— Есть, — неожиданно зло сказала Оля.
— Сколько нам еще осталось минут из отпущенных пяти?
— Три.
— Вот и помолчим эти три минуты.
Он думал: где-то другой мужчина уже нетерпеливо поглядывает на часы — ждет ее. Мастерская его — это, наверное, огромный, нарочито неряшливый подвал, пропахший мышами и сыростью, с раковиной, испачканной красками, с давно не мытыми окнами вровень с тротуаром. Но есть в этом подвале и жилой закуток (во всех этих подвалах есть такие закутки) с софой, покрытой пледом, со столом. И тот, кто ждет, уже, наверное, накрыл этот стол вблизи софы, вставил в подсвечники свечи. И превозмогает нетерпение и волнение — ждет ее. Может, он молод. И тогда, наверное, в соответствии с модой, бородат. Наверное, у него молодая, мягкая, шелковая борода, молодые, сильные руки. И он волнуется возвышенно и чисто и ждет ее, как судьбу. И вино на его столе, потому что так принято и только для того, чтобы как-то утихомирить это волнение — свое и ее, — чтобы немного закружилась голова и чтобы сложное стало чуть проще… А может, это какой-нибудь удачливый неудачник сорока лет, который уже давно ничего не пишет сам и учит писать других, потому что сам ничего не умеет. И показывает легковерным девицам холсты, писанные лет двадцать назад, и рассказывает о том, как его талант был не понят и загублен. И водка на его столе близ софы, — старинной, купленной по блату в комиссионке, — выставлена совсем с иной целью… Если тот, кто ее ждет, молод — может быть, это ее судьба, если это другой — снова ее беда.
— Прошло уже четыре минуты, — насмешливо сказала Оля. — Будем молчать еще минуту?

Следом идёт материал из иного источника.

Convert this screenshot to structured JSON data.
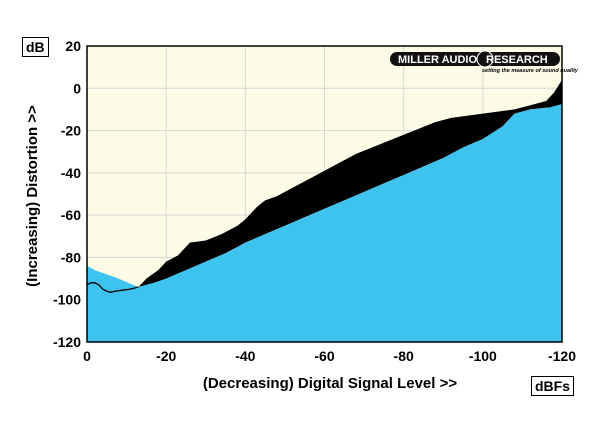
{
  "chart_data": {
    "type": "area",
    "title": "",
    "xlabel": "(Decreasing) Digital Signal Level >>",
    "ylabel": "(Increasing) Distortion >>",
    "x_unit": "dBFs",
    "y_unit": "dB",
    "xlim": [
      0,
      -120
    ],
    "ylim": [
      -120,
      20
    ],
    "x_ticks": [
      0,
      -20,
      -40,
      -60,
      -80,
      -100,
      -120
    ],
    "y_ticks": [
      20,
      0,
      -20,
      -40,
      -60,
      -80,
      -100,
      -120
    ],
    "x_tick_labels": [
      "0",
      "-20",
      "-40",
      "-60",
      "-80",
      "-100",
      "-120"
    ],
    "y_tick_labels": [
      "20",
      "0",
      "-20",
      "-40",
      "-60",
      "-80",
      "-100",
      "-120"
    ],
    "grid": true,
    "legend": "none",
    "colors": {
      "plot_bg": "#fdfbe6",
      "area_primary": "#3ec3ee",
      "area_secondary": "#000000",
      "grid": "#d8d8d8"
    },
    "series": [
      {
        "values": [
          [
            0,
            -84
          ],
          [
            -2,
            -86
          ],
          [
            -5,
            -88
          ],
          [
            -8,
            -90
          ],
          [
            -11,
            -92.5
          ],
          [
            -13,
            -94
          ],
          [
            -17,
            -92
          ],
          [
            -20,
            -90
          ],
          [
            -25,
            -86
          ],
          [
            -30,
            -82
          ],
          [
            -35,
            -78
          ],
          [
            -40,
            -73
          ],
          [
            -45,
            -69
          ],
          [
            -50,
            -65
          ],
          [
            -55,
            -61
          ],
          [
            -60,
            -57
          ],
          [
            -65,
            -53
          ],
          [
            -70,
            -49
          ],
          [
            -75,
            -45
          ],
          [
            -80,
            -41
          ],
          [
            -85,
            -37
          ],
          [
            -90,
            -33
          ],
          [
            -95,
            -28
          ],
          [
            -100,
            -24
          ],
          [
            -105,
            -18
          ],
          [
            -108,
            -12
          ],
          [
            -112,
            -10
          ],
          [
            -117,
            -9
          ],
          [
            -120,
            -7.5
          ]
        ]
      },
      {
        "values": [
          [
            -13,
            -94
          ],
          [
            -15,
            -90
          ],
          [
            -18,
            -86
          ],
          [
            -20,
            -82
          ],
          [
            -23,
            -79
          ],
          [
            -26,
            -73
          ],
          [
            -30,
            -72
          ],
          [
            -34,
            -69
          ],
          [
            -38,
            -65
          ],
          [
            -40,
            -62
          ],
          [
            -43,
            -56
          ],
          [
            -45,
            -53
          ],
          [
            -48,
            -51
          ],
          [
            -52,
            -47
          ],
          [
            -56,
            -43
          ],
          [
            -60,
            -39
          ],
          [
            -64,
            -35
          ],
          [
            -68,
            -31
          ],
          [
            -72,
            -28
          ],
          [
            -76,
            -25
          ],
          [
            -80,
            -22
          ],
          [
            -84,
            -19
          ],
          [
            -88,
            -16
          ],
          [
            -92,
            -14
          ],
          [
            -96,
            -13
          ],
          [
            -100,
            -12
          ],
          [
            -104,
            -11
          ],
          [
            -108,
            -10
          ],
          [
            -112,
            -8
          ],
          [
            -116,
            -6
          ],
          [
            -118,
            -2
          ],
          [
            -120,
            4
          ]
        ]
      },
      {
        "values": [
          [
            0,
            -93
          ],
          [
            -1,
            -92
          ],
          [
            -2,
            -92
          ],
          [
            -3,
            -93
          ],
          [
            -4,
            -95
          ],
          [
            -5,
            -96
          ],
          [
            -6,
            -96.5
          ],
          [
            -7,
            -96
          ],
          [
            -9,
            -95.5
          ],
          [
            -11,
            -95
          ],
          [
            -13,
            -94
          ]
        ]
      }
    ],
    "annotations": {
      "brand": "MILLER AUDIO RESEARCH",
      "brand_part1": "MILLER AUDIO",
      "brand_part2": "RESEARCH",
      "tagline": "setting the measure of sound quality"
    }
  }
}
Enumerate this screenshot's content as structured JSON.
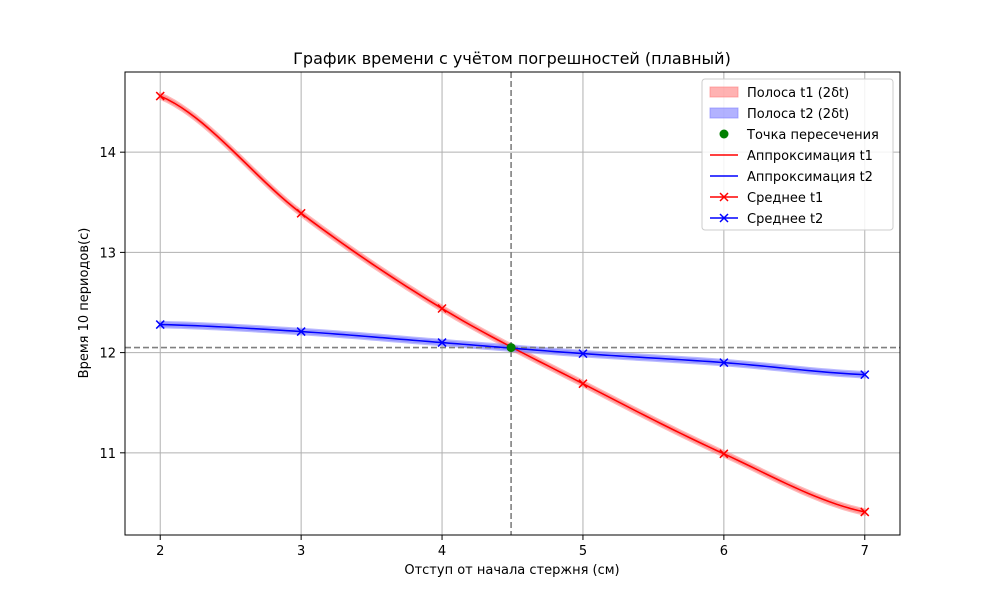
{
  "chart_data": {
    "type": "line",
    "title": "График времени с учётом погрешностей (плавный)",
    "xlabel": "Отступ от начала стержня (см)",
    "ylabel": "Время 10 периодов(с)",
    "xlim": [
      1.75,
      7.25
    ],
    "ylim": [
      10.18,
      14.8
    ],
    "xticks": [
      "2",
      "3",
      "4",
      "5",
      "6",
      "7"
    ],
    "yticks": [
      "11",
      "12",
      "13",
      "14"
    ],
    "grid": true,
    "legend_position": "top-right",
    "x": [
      2,
      3,
      4,
      5,
      6,
      7
    ],
    "series": [
      {
        "name": "Среднее t1",
        "values": [
          14.56,
          13.39,
          12.44,
          11.69,
          10.99,
          10.41
        ],
        "color": "#ff0000",
        "marker": "x"
      },
      {
        "name": "Среднее t2",
        "values": [
          12.28,
          12.21,
          12.1,
          11.99,
          11.9,
          11.78
        ],
        "color": "#0000ff",
        "marker": "x"
      }
    ],
    "fits": [
      {
        "name": "Аппроксимация t1",
        "color": "#ff0000"
      },
      {
        "name": "Аппроксимация t2",
        "color": "#0000ff"
      }
    ],
    "bands": [
      {
        "name": "Полоса t1 (2δt)",
        "half_width": 0.025,
        "color": "#ff7f7f"
      },
      {
        "name": "Полоса t2 (2δt)",
        "half_width": 0.025,
        "color": "#7f7fff"
      }
    ],
    "intersection": {
      "name": "Точка пересечения",
      "x": 4.49,
      "y": 12.05,
      "color": "#008000"
    },
    "legend": [
      "Полоса t1 (2δt)",
      "Полоса t2 (2δt)",
      "Точка пересечения",
      "Аппроксимация t1",
      "Аппроксимация t2",
      "Среднее t1",
      "Среднее t2"
    ]
  }
}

— Помолчим, — сказал Димов.
Маленькая комната в мезонине старинного особняка со сводчатым окном, изразцовая печь. Олина мечта!.. Конечно, это прекрасно. Но что же он может предложить Оле, когда его жизнь уже подходит к концу? И если он скажет ей сейчас то главное, чего она ждет, то обманет прежде всего ее.
— Все, — сказала Оля. — Мы прекрасно промолчали ровно пять минут. Очень интересное и содержательное было молчание.
— Да, — сказал Димов.
Оля встала. Димов, продолжая сидеть, взял ее за руку.
— Наверное, лучшим выходом для тебя было бы, если б я вдруг умер, — помолчав, сказал он. — Все сразу для тебя разрешилось бы.
— Не смей! Не смей так говорить! Слышишь?
Он продолжал сидеть и не отпускал ее теплой руки. Он не мог отказать ей в праве уйти. Но было еще нечто, чего Димов боялся больше, чем ее исчезновения из его жизни.
Он думал: наверное, в каждом, даже в самом не тщеславном человеке живет желание в чем-то — в детях, в делах или еще в чем-то — продлиться хоть на несколько лет после своего физического исчезновения. Ему хотелось, чтобы их любовь до самого конца — неизбежного конца — была безупречно чиста, потому что единственное, на что он мог надеяться, — это закрепиться в памяти Оли, продлиться в ней хоть на сколько-то сверх тех лет, что ему еще дано прожить. Память — вот все, что может остаться им от их любви.